Fields are described in the help for this object: ?ERA_BioClim.

Landuse

The CCI-LC project delivers a new time series of 24 consistent global LC maps at 300 m spatial resolution on an annual basis from 1992 to 2015.
The number of raster cells of each landcover class for the year 2015 is summed for each unique ERA locations buffer of spatial uncertainty.
Landcover data can be found in the ERAgON::ERA_CCI_LC_15 object and linked to the ERA.Complied dataset using the Site.Key field.

   knitr::kable(ERAgON::ERA_CCI_LC_15[1:5,1:15])
Site.Key 10 11 12 20 30 40 50 60 61 62 70 80 90 100
12.1700 -5.1000 B550 140 6 0 0 12 0 0 0 0 0 0 0 0 0
13.2000 -4.8800 B550 63 8 0 70 15 0 0 0 0 0 0 0 0 0
11.1200 -8.4400 B550 0 0 0 0 0 25 0 0 0 90 0 0 0 0
11.1555 -12.5285 B400 4 0 0 0 65 41 0 10 0 33 0 0 0 0
13.2790 -5.9340 B600 78 28 0 14 27 2 0 0 0 0 0 0 0 0

A description of the fields in this dataset can be found in the ERAgON::ERA_CCI_LC_15_Fields object.

   knitr::kable(ERAgON::ERA_CCI_LC_15_Fields[1:5,])
Field Description Included in Units
0 % cover for No data NoData percent
10 % cover for Cropland, rainfed Cropland percent
11 % cover for Herbaceous cover Open percent
12 % cover for Tree or shrub cover Woody percent
20 % cover for Cropland, irrigated or post-flooding Cropland percent

Other Derived Variables

Like other derived datasets these have been extracted for the spatial uncertainty buffer for each ERA location and are linked to ERA/Compiled using the Site.Key field.

A number of datasets including many from the former HarvestChoice website now found on the Harvard Dataverse can be found in the ERAgON::ERA_Other_Linked_Data dataset.
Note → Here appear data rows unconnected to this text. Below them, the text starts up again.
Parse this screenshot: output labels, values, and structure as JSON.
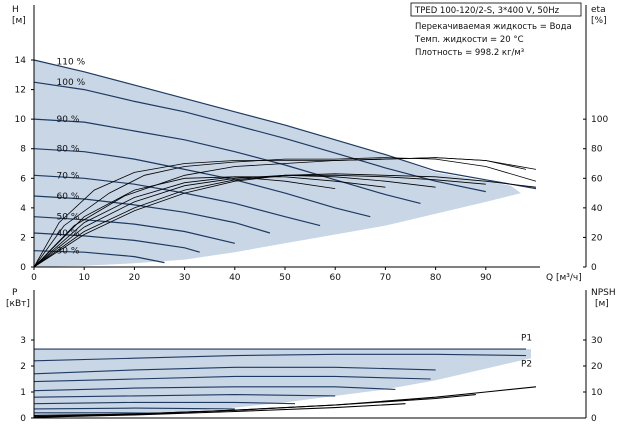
{
  "info": {
    "title": "TPED 100-120/2-S, 3*400 V, 50Hz",
    "lines": [
      "Перекачиваемая жидкость = Вода",
      "Темп. жидкости = 20 °C",
      "Плотность = 998.2 кг/м³"
    ]
  },
  "colors": {
    "fill": "#c9d6e6",
    "curve": "#1f3a62",
    "eff": "#000000",
    "axis": "#000000"
  },
  "chart_data": [
    {
      "type": "line",
      "panel": "head",
      "xlabel": "Q [м³/ч]",
      "ylabel_left": [
        "H",
        "[м]"
      ],
      "ylabel_right": [
        "eta",
        "[%]"
      ],
      "xlim": [
        0,
        100
      ],
      "ylim": [
        0,
        14
      ],
      "ylim_right": [
        0,
        140
      ],
      "xticks": [
        0,
        10,
        20,
        30,
        40,
        50,
        60,
        70,
        80,
        90
      ],
      "yticks": [
        0,
        2,
        4,
        6,
        8,
        10,
        12,
        14
      ],
      "yticks_right": [
        0,
        20,
        40,
        60,
        80,
        100
      ],
      "speed_labels": [
        "110 %",
        "100 %",
        "90 %",
        "80 %",
        "70 %",
        "60 %",
        "50 %",
        "40 %",
        "30 %"
      ],
      "speed_label_points": [
        [
          2.5,
          13.9
        ],
        [
          2.5,
          12.5
        ],
        [
          2.5,
          10.0
        ],
        [
          2.5,
          8.0
        ],
        [
          2.5,
          6.2
        ],
        [
          2.5,
          4.8
        ],
        [
          2.5,
          3.4
        ],
        [
          2.5,
          2.3
        ],
        [
          2.5,
          1.1
        ]
      ],
      "operating_envelope": [
        [
          0,
          14.0
        ],
        [
          10,
          13.2
        ],
        [
          20,
          12.3
        ],
        [
          30,
          11.4
        ],
        [
          40,
          10.5
        ],
        [
          50,
          9.6
        ],
        [
          60,
          8.6
        ],
        [
          70,
          7.6
        ],
        [
          80,
          6.4
        ],
        [
          90,
          5.8
        ],
        [
          95,
          5.5
        ],
        [
          97,
          5.0
        ],
        [
          90,
          4.4
        ],
        [
          80,
          3.6
        ],
        [
          70,
          2.8
        ],
        [
          60,
          2.2
        ],
        [
          50,
          1.6
        ],
        [
          40,
          1.0
        ],
        [
          30,
          0.5
        ],
        [
          20,
          0.25
        ],
        [
          10,
          0.08
        ],
        [
          0,
          0
        ]
      ],
      "series": [
        {
          "values": [
            [
              0,
              14.0
            ],
            [
              10,
              13.2
            ],
            [
              20,
              12.3
            ],
            [
              30,
              11.4
            ],
            [
              40,
              10.5
            ],
            [
              50,
              9.6
            ],
            [
              60,
              8.6
            ],
            [
              70,
              7.6
            ],
            [
              80,
              6.5
            ],
            [
              90,
              5.9
            ],
            [
              100,
              5.3
            ]
          ]
        },
        {
          "values": [
            [
              0,
              12.5
            ],
            [
              10,
              12.0
            ],
            [
              20,
              11.2
            ],
            [
              30,
              10.5
            ],
            [
              40,
              9.6
            ],
            [
              50,
              8.7
            ],
            [
              60,
              7.7
            ],
            [
              70,
              6.7
            ],
            [
              80,
              5.8
            ],
            [
              90,
              5.1
            ]
          ]
        },
        {
          "values": [
            [
              0,
              10.0
            ],
            [
              10,
              9.8
            ],
            [
              20,
              9.2
            ],
            [
              30,
              8.6
            ],
            [
              40,
              7.8
            ],
            [
              50,
              6.9
            ],
            [
              60,
              5.9
            ],
            [
              70,
              4.9
            ],
            [
              77,
              4.3
            ]
          ]
        },
        {
          "values": [
            [
              0,
              8.0
            ],
            [
              10,
              7.8
            ],
            [
              20,
              7.3
            ],
            [
              30,
              6.6
            ],
            [
              40,
              5.9
            ],
            [
              50,
              5.0
            ],
            [
              60,
              4.0
            ],
            [
              67,
              3.4
            ]
          ]
        },
        {
          "values": [
            [
              0,
              6.2
            ],
            [
              10,
              6.0
            ],
            [
              20,
              5.6
            ],
            [
              30,
              5.0
            ],
            [
              40,
              4.3
            ],
            [
              50,
              3.4
            ],
            [
              57,
              2.8
            ]
          ]
        },
        {
          "values": [
            [
              0,
              4.8
            ],
            [
              10,
              4.6
            ],
            [
              20,
              4.2
            ],
            [
              30,
              3.7
            ],
            [
              40,
              3.0
            ],
            [
              47,
              2.3
            ]
          ]
        },
        {
          "values": [
            [
              0,
              3.4
            ],
            [
              10,
              3.2
            ],
            [
              20,
              2.9
            ],
            [
              30,
              2.4
            ],
            [
              40,
              1.6
            ]
          ]
        },
        {
          "values": [
            [
              0,
              2.3
            ],
            [
              10,
              2.1
            ],
            [
              20,
              1.8
            ],
            [
              30,
              1.3
            ],
            [
              33,
              1.0
            ]
          ]
        },
        {
          "values": [
            [
              0,
              1.1
            ],
            [
              10,
              1.0
            ],
            [
              20,
              0.7
            ],
            [
              26,
              0.3
            ]
          ]
        }
      ],
      "efficiency_series": [
        {
          "values": [
            [
              0,
              0
            ],
            [
              10,
              22
            ],
            [
              20,
              38
            ],
            [
              30,
              50
            ],
            [
              40,
              58
            ],
            [
              50,
              62
            ],
            [
              60,
              63
            ],
            [
              70,
              62
            ],
            [
              80,
              61
            ],
            [
              90,
              58
            ],
            [
              100,
              54
            ]
          ]
        },
        {
          "values": [
            [
              0,
              0
            ],
            [
              10,
              24
            ],
            [
              20,
              40
            ],
            [
              30,
              52
            ],
            [
              40,
              59
            ],
            [
              50,
              62
            ],
            [
              60,
              62
            ],
            [
              70,
              61
            ],
            [
              80,
              59
            ],
            [
              90,
              56
            ]
          ]
        },
        {
          "values": [
            [
              0,
              0
            ],
            [
              10,
              27
            ],
            [
              20,
              44
            ],
            [
              30,
              55
            ],
            [
              40,
              60
            ],
            [
              50,
              62
            ],
            [
              60,
              61
            ],
            [
              70,
              58
            ],
            [
              80,
              54
            ]
          ]
        },
        {
          "values": [
            [
              0,
              0
            ],
            [
              10,
              30
            ],
            [
              20,
              47
            ],
            [
              30,
              57
            ],
            [
              40,
              61
            ],
            [
              50,
              61
            ],
            [
              60,
              58
            ],
            [
              70,
              54
            ]
          ]
        },
        {
          "values": [
            [
              0,
              0
            ],
            [
              10,
              34
            ],
            [
              20,
              52
            ],
            [
              30,
              60
            ],
            [
              40,
              61
            ],
            [
              50,
              58
            ],
            [
              60,
              53
            ]
          ]
        },
        {
          "values": [
            [
              0,
              0
            ],
            [
              5,
              30
            ],
            [
              12,
              52
            ],
            [
              20,
              64
            ],
            [
              30,
              70
            ],
            [
              40,
              72
            ],
            [
              50,
              72
            ],
            [
              60,
              72
            ],
            [
              70,
              73
            ],
            [
              80,
              74
            ],
            [
              90,
              72
            ],
            [
              98,
              66
            ]
          ]
        },
        {
          "values": [
            [
              0,
              0
            ],
            [
              6,
              28
            ],
            [
              15,
              50
            ],
            [
              22,
              62
            ],
            [
              30,
              68
            ],
            [
              40,
              71
            ],
            [
              50,
              73
            ],
            [
              60,
              73
            ],
            [
              70,
              74
            ],
            [
              80,
              73
            ],
            [
              90,
              68
            ],
            [
              100,
              58
            ]
          ]
        },
        {
          "values": [
            [
              0,
              0
            ],
            [
              8,
              28
            ],
            [
              18,
              48
            ],
            [
              30,
              62
            ],
            [
              40,
              68
            ],
            [
              50,
              70
            ],
            [
              60,
              72
            ],
            [
              70,
              73
            ],
            [
              80,
              74
            ],
            [
              90,
              72
            ],
            [
              100,
              66
            ]
          ]
        }
      ]
    },
    {
      "type": "line",
      "panel": "power",
      "xlabel": "",
      "ylabel_left": [
        "P",
        "[кВт]"
      ],
      "ylabel_right": [
        "NPSH",
        "[м]"
      ],
      "xlim": [
        0,
        100
      ],
      "ylim": [
        0,
        3
      ],
      "ylim_right": [
        0,
        30
      ],
      "yticks": [
        0,
        1,
        2,
        3
      ],
      "yticks_right": [
        0,
        10,
        20,
        30
      ],
      "series_labels": [
        "P1",
        "P2"
      ],
      "series_label_points": [
        [
          99,
          2.9
        ],
        [
          99,
          1.9
        ]
      ],
      "operating_envelope": [
        [
          0,
          2.65
        ],
        [
          99,
          2.65
        ],
        [
          99,
          2.3
        ],
        [
          90,
          1.9
        ],
        [
          80,
          1.45
        ],
        [
          70,
          1.1
        ],
        [
          60,
          0.85
        ],
        [
          50,
          0.6
        ],
        [
          40,
          0.4
        ],
        [
          30,
          0.25
        ],
        [
          20,
          0.12
        ],
        [
          10,
          0.05
        ],
        [
          0,
          0.02
        ]
      ],
      "series": [
        {
          "values": [
            [
              0,
              2.65
            ],
            [
              20,
              2.65
            ],
            [
              40,
              2.65
            ],
            [
              60,
              2.65
            ],
            [
              80,
              2.65
            ],
            [
              98,
              2.65
            ]
          ]
        },
        {
          "values": [
            [
              0,
              2.2
            ],
            [
              20,
              2.3
            ],
            [
              40,
              2.4
            ],
            [
              60,
              2.45
            ],
            [
              80,
              2.45
            ],
            [
              98,
              2.4
            ]
          ]
        },
        {
          "values": [
            [
              0,
              1.7
            ],
            [
              20,
              1.85
            ],
            [
              40,
              1.95
            ],
            [
              60,
              1.95
            ],
            [
              80,
              1.85
            ]
          ]
        },
        {
          "values": [
            [
              0,
              1.4
            ],
            [
              20,
              1.5
            ],
            [
              40,
              1.6
            ],
            [
              60,
              1.6
            ],
            [
              79,
              1.5
            ]
          ]
        },
        {
          "values": [
            [
              0,
              1.05
            ],
            [
              20,
              1.15
            ],
            [
              40,
              1.2
            ],
            [
              60,
              1.2
            ],
            [
              72,
              1.1
            ]
          ]
        },
        {
          "values": [
            [
              0,
              0.8
            ],
            [
              20,
              0.85
            ],
            [
              40,
              0.9
            ],
            [
              60,
              0.85
            ]
          ]
        },
        {
          "values": [
            [
              0,
              0.55
            ],
            [
              20,
              0.6
            ],
            [
              40,
              0.6
            ],
            [
              52,
              0.55
            ]
          ]
        },
        {
          "values": [
            [
              0,
              0.35
            ],
            [
              20,
              0.38
            ],
            [
              40,
              0.35
            ]
          ]
        },
        {
          "values": [
            [
              0,
              0.2
            ],
            [
              15,
              0.2
            ],
            [
              28,
              0.18
            ]
          ]
        }
      ],
      "npsh_series": [
        {
          "values": [
            [
              0,
              1
            ],
            [
              20,
              1.5
            ],
            [
              40,
              3
            ],
            [
              60,
              5
            ],
            [
              80,
              8
            ],
            [
              90,
              10
            ],
            [
              100,
              12
            ]
          ]
        },
        {
          "values": [
            [
              0,
              0.5
            ],
            [
              20,
              1.5
            ],
            [
              40,
              3
            ],
            [
              60,
              5
            ],
            [
              80,
              7.5
            ],
            [
              88,
              9
            ]
          ]
        },
        {
          "values": [
            [
              0,
              0.3
            ],
            [
              20,
              1.2
            ],
            [
              40,
              2.5
            ],
            [
              60,
              4
            ],
            [
              74,
              5.5
            ]
          ]
        }
      ]
    }
  ]
}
You can find details of these in the ERAgON::ERA_Other_Linked_Data_Fields object:

 knitr::kable(ERAgON::ERA_Other_Linked_Data_Fields$Dataset_Descriptions[-(1:4),c("Name","Description")])

Miscellaneous

Version & Analysis Function Feilds

Data entry for ERA was undertaken in two tranches, one in 2018 and one in 2020. In 2018 valid control vs. treatment comparisons were decided by the person extracting the data, the amount of data extracted is as presented in the ERA.Compiled dataset provided in this package. In 2020 we increased the amount of data captured from a publication and automated the process of deciding valid comparisons using logic, data were simplified and reformatted to be compatible and merged with the 2018 dataset. The Version field indicates which tranche of data entry an observation comes from.

There are a number of logical pathways in the 2020 analysis code that can determine a comparison of control and treatment, the Analysis.Function field in ERA.Compiled details which pathway an observation derives from. This is a field useful for developers.